Dubbed “Eriakos” after the content delivery network (CDN) used by the threat actor, the campaign exclusively targets mobile devices and users, with the scam websites only accessible via malvertising in order to evade security scanners, said Recorded Future.
The threat intelligence specialist claimed to have discovered 608 fraudulent e-commerce websites under the control of a single actor or group.
“Merchant accounts and related domains linked to the scam websites are registered in China, indicating that the threat actors operating this campaign likely established the business they use to manage the scam merchant accounts in China,” the report explained.
“The scam campaign was designed to steal victims’ funds, card data, and PII through transactions with linked merchant accounts. The scam e-commerce websites we identified combined brand exploitation with time-sensitive offers, likely to create a sense of urgency among victims.”
Read more on e-commerce scams: Fake Online Stores Scam Over 850,000 Shoppers
The threat actor sends out dozens of ads related to a single scam website, so that even if some are blocked by Facebook’s filters, others reach their victims.
“The short life of the actual scam domains suggests the ad campaigns were likely also designed to be short-lived, indicating their operators’ intention to attract and defraud their victims quickly.

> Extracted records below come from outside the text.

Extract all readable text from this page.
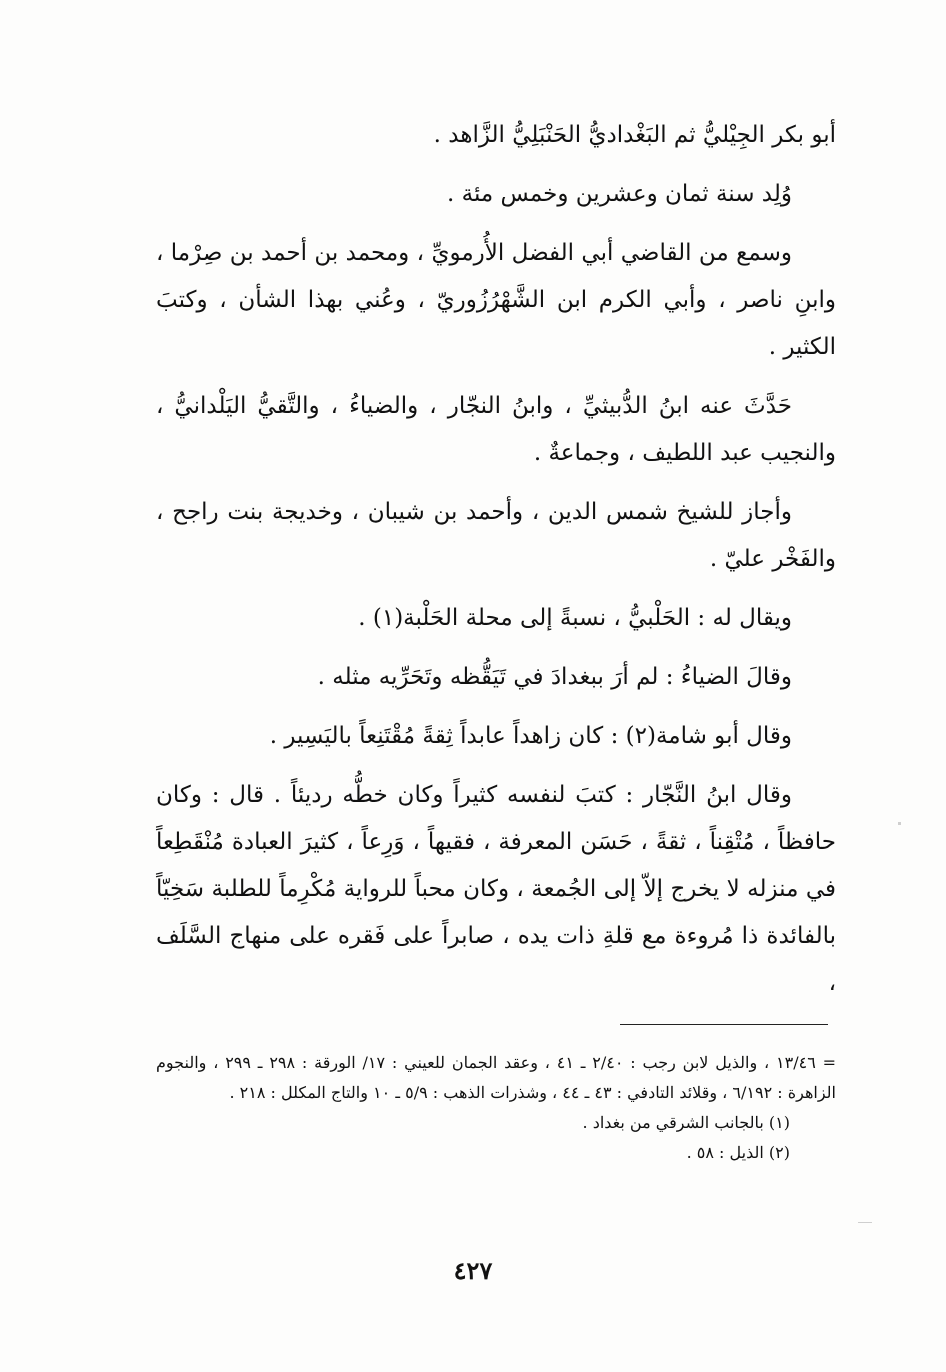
أبو بكر الجِيْليُّ ثم البَغْداديُّ الحَنْبَلِيُّ الزَّاهد .

وُلِد سنة ثمان وعشرين وخمس مئة .

وسمع من القاضي أبي الفضل الأُرمويِّ ، ومحمد بن أحمد بن صِرْما ، وابنِ ناصر ، وأبي الكرم ابن الشَّهْرُزُوريّ ، وعُني بهذا الشأن ، وكتبَ الكثير .

حَدَّثَ عنه ابنُ الدُّبيثيِّ ، وابنُ النجّار ، والضياءُ ، والتَّقيُّ اليَلْدانيُّ ، والنجيب عبد اللطيف ، وجماعةٌ .

وأجاز للشيخ شمس الدين ، وأحمد بن شيبان ، وخديجة بنت راجح ، والفَخْر عليّ .

ويقال له : الحَلْبيُّ ، نسبةً إلى محلة الحَلْبة(١) .

وقالَ الضياءُ : لم أرَ ببغدادَ في تَيَقُّظه وتَحَرِّيه مثله .

وقال أبو شامة(٢) : كان زاهداً عابداً ثِقةً مُقْتَنِعاً باليَسِير .

وقال ابنُ النَّجّار : كتبَ لنفسه كثيراً وكان خطُّه رديئاً . قال : وكان حافظاً ، مُتْقِناً ، ثقةً ، حَسَن المعرفة ، فقيهاً ، وَرِعاً ، كثيرَ العبادة مُنْقَطِعاً في منزله لا يخرج إلاّ إلى الجُمعة ، وكان محباً للرواية مُكْرِماً للطلبة سَخِيّاً بالفائدة ذا مُروءة مع قلةِ ذات يده ، صابراً على فَقره على منهاج السَّلَف ،

= ١٣/٤٦ ، والذيل لابن رجب : ٢/٤٠ ـ ٤١ ، وعقد الجمان للعيني : ١٧/ الورقة : ٢٩٨ ـ ٢٩٩ ، والنجوم الزاهرة : ٦/١٩٢ ، وقلائد التادفي : ٤٣ ـ ٤٤ ، وشذرات الذهب : ٥/٩ ـ ١٠ والتاج المكلل : ٢١٨ .

(١) بالجانب الشرقي من بغداد .

(٢) الذيل : ٥٨ .

٤٢٧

This tactic is more likely to be effective when scam advertising campaigns are operated at scale, as was the case for this campaign,” Recorded Future explained.
“The concurrent presence of over 100 ads for a single scam website domain on the same platform is likely to attract victims to the linked domains whether or not the ads are detected and blocked in a timely manner.”
According to the report, the campaign impersonates two popular brands: a major online e-commerce platform and a power tools manufacturer.
Although it’s unclear when it first emerged, Eriakos was discovered on April 17 and persists to this day.